In this work, we are held at attention to listen and contend with themes of working class survivalism and ingenuity, spiritual tenacity, hip hop articulations, and el exilio via the poems of Mauricio, and his generation, to disrupt our own understandings of plural Latinidad. Poems such as “Happy Meals” to “Memorias from the Beltway” encapsulate nuances about salvadoreño masculinity through imagery of everyday forms of violence and resistance marking a thread between state-sponsored, insurgent, street sites for these expressions. Other pieces demonstrate a quiet invocation of memory, place, and intergenerationality that transports us to the perennial beats of the East Coast and prayers of abuelas. Last, the layers of familial strife, bonds, and strength depicted are a subtle ode to Mauricio’s immigrant parents that is neither nostalgic nor cloying.

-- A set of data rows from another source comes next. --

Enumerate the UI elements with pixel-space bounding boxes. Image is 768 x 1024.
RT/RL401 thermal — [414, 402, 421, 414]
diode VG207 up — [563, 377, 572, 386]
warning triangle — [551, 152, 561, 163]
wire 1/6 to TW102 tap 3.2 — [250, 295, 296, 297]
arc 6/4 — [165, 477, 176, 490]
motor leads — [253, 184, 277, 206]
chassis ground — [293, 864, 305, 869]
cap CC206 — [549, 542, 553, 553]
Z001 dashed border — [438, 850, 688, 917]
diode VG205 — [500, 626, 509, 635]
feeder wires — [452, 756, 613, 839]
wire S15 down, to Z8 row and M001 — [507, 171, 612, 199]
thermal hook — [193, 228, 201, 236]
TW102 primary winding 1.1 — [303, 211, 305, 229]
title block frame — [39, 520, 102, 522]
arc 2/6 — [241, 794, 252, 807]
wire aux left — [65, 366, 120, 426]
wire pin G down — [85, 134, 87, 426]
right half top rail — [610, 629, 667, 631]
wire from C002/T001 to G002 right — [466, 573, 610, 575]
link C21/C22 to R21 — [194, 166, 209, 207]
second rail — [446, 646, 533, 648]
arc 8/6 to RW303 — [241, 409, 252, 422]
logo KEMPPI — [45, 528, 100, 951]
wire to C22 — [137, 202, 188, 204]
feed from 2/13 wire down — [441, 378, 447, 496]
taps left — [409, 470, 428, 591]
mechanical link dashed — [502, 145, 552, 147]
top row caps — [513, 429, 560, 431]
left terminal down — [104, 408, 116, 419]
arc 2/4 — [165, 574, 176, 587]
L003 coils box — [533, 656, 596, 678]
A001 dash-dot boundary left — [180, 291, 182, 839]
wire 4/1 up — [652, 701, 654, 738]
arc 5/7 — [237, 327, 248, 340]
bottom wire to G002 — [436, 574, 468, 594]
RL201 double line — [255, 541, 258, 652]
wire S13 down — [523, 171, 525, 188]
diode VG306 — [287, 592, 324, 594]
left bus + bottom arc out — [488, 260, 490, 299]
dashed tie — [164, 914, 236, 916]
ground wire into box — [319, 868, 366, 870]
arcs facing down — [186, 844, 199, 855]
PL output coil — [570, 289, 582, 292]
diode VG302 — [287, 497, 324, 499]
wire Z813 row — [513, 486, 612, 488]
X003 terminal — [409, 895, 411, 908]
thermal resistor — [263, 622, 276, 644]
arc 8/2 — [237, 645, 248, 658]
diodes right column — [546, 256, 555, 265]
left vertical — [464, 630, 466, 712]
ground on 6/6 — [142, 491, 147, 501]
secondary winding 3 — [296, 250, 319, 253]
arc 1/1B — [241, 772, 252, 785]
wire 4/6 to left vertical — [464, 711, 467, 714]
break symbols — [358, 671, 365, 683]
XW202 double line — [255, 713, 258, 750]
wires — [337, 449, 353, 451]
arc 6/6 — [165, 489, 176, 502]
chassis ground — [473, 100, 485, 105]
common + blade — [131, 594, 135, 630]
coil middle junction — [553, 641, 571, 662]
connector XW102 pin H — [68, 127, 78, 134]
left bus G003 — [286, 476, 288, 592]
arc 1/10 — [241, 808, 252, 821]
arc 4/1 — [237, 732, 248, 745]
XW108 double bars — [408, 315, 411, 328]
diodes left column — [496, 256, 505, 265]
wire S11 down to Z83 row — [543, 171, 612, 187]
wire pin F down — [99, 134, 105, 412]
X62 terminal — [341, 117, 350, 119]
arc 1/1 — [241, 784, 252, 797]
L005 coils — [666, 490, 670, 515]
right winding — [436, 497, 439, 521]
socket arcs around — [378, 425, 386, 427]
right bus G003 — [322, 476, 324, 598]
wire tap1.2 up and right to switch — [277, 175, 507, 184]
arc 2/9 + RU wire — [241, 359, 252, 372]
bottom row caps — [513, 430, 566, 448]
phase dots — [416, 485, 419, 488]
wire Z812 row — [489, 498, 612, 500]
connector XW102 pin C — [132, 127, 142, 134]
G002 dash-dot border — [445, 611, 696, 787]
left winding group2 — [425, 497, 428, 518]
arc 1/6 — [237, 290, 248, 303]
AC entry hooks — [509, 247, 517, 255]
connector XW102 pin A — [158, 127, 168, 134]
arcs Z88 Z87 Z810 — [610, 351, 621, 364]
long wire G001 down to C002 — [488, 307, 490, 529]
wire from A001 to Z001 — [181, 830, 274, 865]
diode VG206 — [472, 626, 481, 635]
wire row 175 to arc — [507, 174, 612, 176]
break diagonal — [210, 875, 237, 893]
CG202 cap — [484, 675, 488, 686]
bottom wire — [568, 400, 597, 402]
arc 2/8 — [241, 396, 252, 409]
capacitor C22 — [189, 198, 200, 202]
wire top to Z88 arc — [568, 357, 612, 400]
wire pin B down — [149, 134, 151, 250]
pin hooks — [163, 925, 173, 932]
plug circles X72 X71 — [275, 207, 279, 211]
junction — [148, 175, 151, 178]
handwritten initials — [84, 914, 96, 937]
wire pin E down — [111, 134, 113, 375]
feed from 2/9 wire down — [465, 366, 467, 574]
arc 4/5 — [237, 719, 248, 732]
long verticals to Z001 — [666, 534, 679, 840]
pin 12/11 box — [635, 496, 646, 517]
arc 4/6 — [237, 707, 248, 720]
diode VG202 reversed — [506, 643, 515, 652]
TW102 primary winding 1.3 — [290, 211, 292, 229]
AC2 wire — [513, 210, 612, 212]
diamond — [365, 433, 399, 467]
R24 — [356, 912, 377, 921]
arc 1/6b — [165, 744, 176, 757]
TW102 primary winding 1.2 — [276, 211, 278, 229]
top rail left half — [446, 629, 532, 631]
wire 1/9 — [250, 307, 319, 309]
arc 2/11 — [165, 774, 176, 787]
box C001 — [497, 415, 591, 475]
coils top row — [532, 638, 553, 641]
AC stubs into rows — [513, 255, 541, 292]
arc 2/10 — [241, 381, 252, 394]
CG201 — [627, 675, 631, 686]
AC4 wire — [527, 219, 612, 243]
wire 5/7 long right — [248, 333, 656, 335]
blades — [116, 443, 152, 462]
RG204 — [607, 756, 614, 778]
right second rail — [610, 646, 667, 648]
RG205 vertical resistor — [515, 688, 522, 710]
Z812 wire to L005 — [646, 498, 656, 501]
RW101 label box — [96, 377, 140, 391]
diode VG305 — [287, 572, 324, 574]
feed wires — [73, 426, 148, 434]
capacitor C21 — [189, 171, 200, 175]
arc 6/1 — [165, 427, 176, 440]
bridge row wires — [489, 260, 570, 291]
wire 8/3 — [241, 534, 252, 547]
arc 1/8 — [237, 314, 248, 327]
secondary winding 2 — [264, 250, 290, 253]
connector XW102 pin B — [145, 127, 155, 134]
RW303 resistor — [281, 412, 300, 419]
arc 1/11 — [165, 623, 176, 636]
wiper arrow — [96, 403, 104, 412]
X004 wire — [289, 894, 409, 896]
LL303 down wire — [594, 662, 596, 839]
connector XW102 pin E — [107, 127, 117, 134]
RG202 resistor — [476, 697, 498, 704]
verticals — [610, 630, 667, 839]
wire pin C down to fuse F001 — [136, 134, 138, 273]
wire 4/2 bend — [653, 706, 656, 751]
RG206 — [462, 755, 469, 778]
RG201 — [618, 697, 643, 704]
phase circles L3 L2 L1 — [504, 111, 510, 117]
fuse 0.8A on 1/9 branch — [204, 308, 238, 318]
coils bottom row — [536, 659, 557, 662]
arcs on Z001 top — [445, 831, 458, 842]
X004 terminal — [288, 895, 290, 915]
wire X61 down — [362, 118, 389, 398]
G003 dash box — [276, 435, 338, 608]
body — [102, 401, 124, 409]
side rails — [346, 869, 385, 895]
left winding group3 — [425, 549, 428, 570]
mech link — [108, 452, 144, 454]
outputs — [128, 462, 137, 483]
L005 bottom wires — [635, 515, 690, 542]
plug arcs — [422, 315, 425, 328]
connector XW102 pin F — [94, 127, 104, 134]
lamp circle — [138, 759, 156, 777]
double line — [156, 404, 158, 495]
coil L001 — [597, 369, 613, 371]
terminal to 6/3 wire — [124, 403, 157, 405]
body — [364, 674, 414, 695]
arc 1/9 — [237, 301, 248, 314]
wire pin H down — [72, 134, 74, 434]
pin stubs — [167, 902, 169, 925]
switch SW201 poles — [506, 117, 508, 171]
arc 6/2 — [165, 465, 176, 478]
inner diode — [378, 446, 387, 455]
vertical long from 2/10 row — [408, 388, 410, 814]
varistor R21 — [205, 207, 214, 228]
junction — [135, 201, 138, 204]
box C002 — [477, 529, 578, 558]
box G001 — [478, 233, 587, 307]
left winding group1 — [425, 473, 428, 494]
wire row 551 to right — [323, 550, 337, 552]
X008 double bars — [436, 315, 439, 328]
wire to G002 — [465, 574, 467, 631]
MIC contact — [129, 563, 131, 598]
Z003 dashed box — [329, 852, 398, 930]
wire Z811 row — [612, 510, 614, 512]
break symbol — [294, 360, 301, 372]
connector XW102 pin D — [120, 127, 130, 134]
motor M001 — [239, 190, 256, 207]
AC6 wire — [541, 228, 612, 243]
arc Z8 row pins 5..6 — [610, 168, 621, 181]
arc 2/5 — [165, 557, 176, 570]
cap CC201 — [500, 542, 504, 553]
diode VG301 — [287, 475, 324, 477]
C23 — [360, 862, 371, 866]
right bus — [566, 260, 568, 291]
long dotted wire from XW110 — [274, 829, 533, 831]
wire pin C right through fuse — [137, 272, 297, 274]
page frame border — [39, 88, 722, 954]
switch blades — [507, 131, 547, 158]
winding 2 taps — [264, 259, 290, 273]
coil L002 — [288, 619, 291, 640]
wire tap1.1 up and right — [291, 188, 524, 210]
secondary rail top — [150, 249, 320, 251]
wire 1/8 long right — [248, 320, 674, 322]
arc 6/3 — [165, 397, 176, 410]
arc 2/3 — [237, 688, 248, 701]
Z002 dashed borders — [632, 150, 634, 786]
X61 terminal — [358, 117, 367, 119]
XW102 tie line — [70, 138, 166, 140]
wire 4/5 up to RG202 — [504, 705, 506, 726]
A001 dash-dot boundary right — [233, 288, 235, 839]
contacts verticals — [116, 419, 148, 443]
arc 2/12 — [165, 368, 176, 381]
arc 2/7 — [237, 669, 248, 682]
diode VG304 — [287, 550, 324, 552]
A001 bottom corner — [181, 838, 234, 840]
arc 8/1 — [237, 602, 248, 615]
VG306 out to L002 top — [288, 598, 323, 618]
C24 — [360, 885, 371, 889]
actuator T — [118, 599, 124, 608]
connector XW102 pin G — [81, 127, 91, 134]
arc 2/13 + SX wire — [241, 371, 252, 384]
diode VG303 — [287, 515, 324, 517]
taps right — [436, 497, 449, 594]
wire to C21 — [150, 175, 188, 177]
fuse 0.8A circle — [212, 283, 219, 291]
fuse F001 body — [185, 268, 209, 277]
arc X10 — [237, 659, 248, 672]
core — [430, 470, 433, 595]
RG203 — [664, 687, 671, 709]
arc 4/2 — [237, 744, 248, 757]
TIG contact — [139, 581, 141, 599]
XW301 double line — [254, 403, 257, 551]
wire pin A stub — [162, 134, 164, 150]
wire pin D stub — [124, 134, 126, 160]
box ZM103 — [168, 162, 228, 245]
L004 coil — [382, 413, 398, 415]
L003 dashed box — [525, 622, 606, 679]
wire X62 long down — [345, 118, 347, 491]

Twenty-five years after the publication the East of the Freeway by raúlrsalinas, Memorias from the Beltway is a much needed repuesta to the recollections, which raúl explores in another time of vast global, sociopolitical transformation and popular, grassroots uprisings. The intimate manner in which both Mauricio and raúl communicate the soulfulness of our rebellion through sparse and intentional words is certainly one point of commonality. Their love of la vida cotidiana is another moment of intersection. Undoubtedly, it is in these small acts of calling our existence that we persevere. Memorias from the Beltway implores us to dwell in these remembrances, mourn our losses, and honor the words we carve out as “lifelines.”

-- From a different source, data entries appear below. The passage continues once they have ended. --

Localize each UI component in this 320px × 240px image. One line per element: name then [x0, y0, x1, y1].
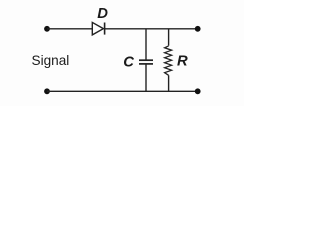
svg-text:R: R — [177, 54, 188, 70]
capacitor C — [139, 60, 153, 64]
node top-left input terminal — [44, 26, 50, 32]
wire top: diode cathode to top-right terminal — [105, 28, 198, 30]
node bottom-right output terminal — [195, 88, 201, 94]
wire top: input terminal to diode anode — [47, 28, 92, 30]
node top-right output terminal — [195, 26, 201, 32]
wire: capacitor branch lower lead — [145, 64, 147, 91]
wire: capacitor branch upper lead — [145, 29, 147, 60]
wire: resistor branch upper lead — [168, 29, 170, 46]
wire bottom: return path — [47, 90, 198, 92]
resistor R — [165, 46, 172, 75]
diode D — [92, 22, 104, 35]
svg-text:Signal: Signal — [32, 53, 70, 68]
svg-text:C: C — [123, 54, 134, 70]
wire: resistor branch lower lead — [168, 75, 170, 91]
svg-text:D: D — [97, 6, 108, 22]
node bottom-left input terminal — [44, 88, 50, 94]
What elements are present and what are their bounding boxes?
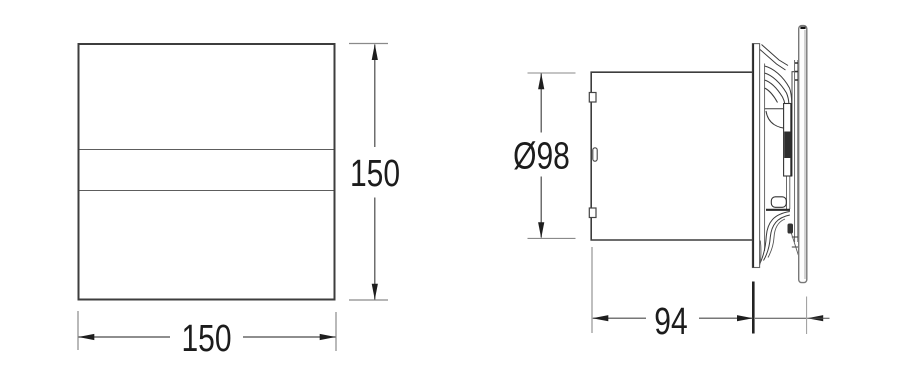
dim O98: dimension line lower segment bbox=[540, 177, 542, 238]
bell curve lower outer bbox=[760, 212, 790, 264]
dim 150 bottom: left extension line bbox=[77, 311, 79, 350]
svg-text:Ø98: Ø98 bbox=[513, 135, 570, 177]
dim 150 right: dimension line lower segment bbox=[374, 198, 376, 300]
side view: lower dark knob bbox=[788, 224, 794, 234]
motor top bracket vertical bbox=[791, 72, 793, 105]
side view: motor housing outline bbox=[784, 104, 792, 177]
side view: oval slot on duct wall bbox=[593, 148, 597, 161]
motor bracket verticals bbox=[795, 60, 798, 242]
bell band curve 2 bbox=[765, 73, 789, 104]
dim 94: arrow left bbox=[592, 315, 608, 321]
bell band curve 4 bbox=[765, 88, 778, 103]
dim O98: arrow down bbox=[538, 222, 544, 238]
side view: motor dark body bbox=[784, 132, 791, 159]
front cover groove line lower bbox=[80, 190, 334, 192]
dim 150 bottom: dimension line left segment bbox=[79, 336, 171, 338]
dim 150 right: dimension line upper segment bbox=[374, 45, 376, 148]
dim 94: left extension line bbox=[591, 247, 593, 333]
bell curve lower inner bbox=[764, 215, 790, 261]
front view: fan cover square bbox=[79, 44, 335, 300]
scroll top diagonal 2 bbox=[760, 50, 786, 71]
front cover panel inner edge line bbox=[804, 30, 806, 279]
dim 150 right: arrow up bbox=[372, 44, 378, 60]
motor stem lines bbox=[787, 176, 790, 209]
dim 94: dimension line left segment bbox=[593, 317, 646, 319]
front cover groove line upper bbox=[80, 149, 334, 151]
side view: mounting flange plate bbox=[752, 44, 759, 268]
dim 94: panel thin extension line bbox=[806, 297, 808, 335]
flange bottom flare bbox=[760, 241, 761, 265]
side view: front cover panel bbox=[799, 26, 807, 283]
dim 150 bottom: arrow right bbox=[320, 334, 336, 340]
dim 94: tail line to panel bbox=[755, 317, 806, 319]
svg-text:150: 150 bbox=[181, 318, 231, 360]
front cover panel top dark cap bbox=[800, 27, 805, 29]
bell band curve 1 bbox=[765, 66, 792, 103]
side view: duct body outline bbox=[591, 72, 752, 240]
dim 150 right: arrow down bbox=[372, 284, 378, 300]
svg-text:94: 94 bbox=[654, 301, 687, 343]
dim O98: dimension line upper segment bbox=[540, 74, 542, 133]
side view: lower thick shelf bbox=[766, 209, 790, 211]
side view: fan internals group bbox=[760, 45, 800, 265]
dim 150 right: top tick bbox=[349, 43, 388, 45]
dim O98: bottom tick bbox=[528, 237, 576, 239]
bell horizontal shelf bbox=[765, 108, 790, 110]
dim 94: arrow left at panel bbox=[807, 315, 823, 321]
bell band curve 3 bbox=[765, 80, 785, 104]
side view: upper clip tab on duct bbox=[589, 93, 596, 103]
dim O98: arrow up bbox=[538, 73, 544, 89]
dim 94: flange thick extension line bbox=[752, 282, 755, 334]
svg-text:150: 150 bbox=[350, 153, 400, 195]
side view: lower clip tab on duct bbox=[589, 208, 596, 218]
dim 94: tail after panel arrow bbox=[807, 317, 829, 319]
dim 150 right: bottom tick bbox=[349, 299, 388, 301]
side view: lower mount capsule bbox=[771, 197, 786, 208]
dim 150 bottom: arrow left bbox=[78, 334, 94, 340]
bracket lower connectors bbox=[792, 237, 799, 247]
dim 94: arrow right at flange bbox=[737, 315, 753, 321]
dim 94: dimension line right segment bbox=[699, 317, 753, 319]
bell curve mid bbox=[766, 111, 790, 129]
side view: motor right dark edge bbox=[790, 104, 792, 176]
dim O98: top tick bbox=[528, 72, 576, 74]
motor lower diagonal bbox=[791, 232, 799, 256]
dim 150 bottom: dimension line right segment bbox=[243, 336, 336, 338]
bracket top ticks bbox=[795, 63, 800, 80]
scroll top diagonal 1 bbox=[762, 45, 789, 66]
motor top bracket horizontal bbox=[792, 71, 799, 73]
dim 150 bottom: right extension line bbox=[335, 312, 337, 351]
bell rim vertical bbox=[764, 64, 766, 252]
side view: flange front dark edge bbox=[752, 44, 754, 268]
bell curve lower third bbox=[768, 219, 785, 258]
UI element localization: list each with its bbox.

—Lilia Rosas, Ph.D. Executive Director, Red Salmon Arts Osten, Tejaztlán, Otoño 2020

Mauricio Novoa’s poetry was the first time I recognized my family’s experiences, and my own as a Salvadoran-American daughter, manifest in the pages of a book. Novoa’s poetry centers the present absence of Salvadoran Washingtonians in the Central American diaspora as well as an entire generation of Salvadoran-Americans hailing from “Dandelion Graves.” Memorials from the Beltway crafts new contours for U.S Central American poetry and poetics. His homage to hip-hop epistemologies weaved throughout this work, speaks to the disabling and debilitating experiences of Central American refugees, migrants, and their descendants across the United States. Novoa’s poetry is an intervention in the production of American history as he literally writes in and accounts for the slow violence of racial capitalism and U.S imperialism that plague first, second, and even third generation children of Salvadoran refugees. Poems such as “Memories from the Beltway,” “The Gold Year” and “Calluses” offers a working memory that confronts long histories of transnational state violence and invites readers to examine the intimate utterances of our diaspora. Mauricio Novoa relentlessly and incandescently offers a narrative of family, loss, survival, joy, and care. 

-Brenda G. Martinez

"Mauricio Novoa’s poems span the crucial subjects of ethnic identity, the economy, immigration, hip hop, and familial love, doing so with genuine energy and in pursuit of truth and song. Novoa’s work achieves a duality of precision and myth, and his poems are just as apt at narrative as they are at cultural and political analysis. I turn to Novoa’s poems again and again for their candor, their lush sounds, and their utmost investment in the nuances of humanity."

-Marcus Jackson

Mauricio Novoa could be my primo, mi hermano, mi mejor amigo growing up. (title of chap) is a nostalgic trip to the 80s, to abuelita's kitchen, the streets bumping gangsta' rap in my Buick Regal, to the lowering of caskets into the tierra. I felt my dead father's arms embrace me and my mother asking if I wanted mas curtido for my pupusas in these poems. This is poetry done right. This is poetry in truth for longevity.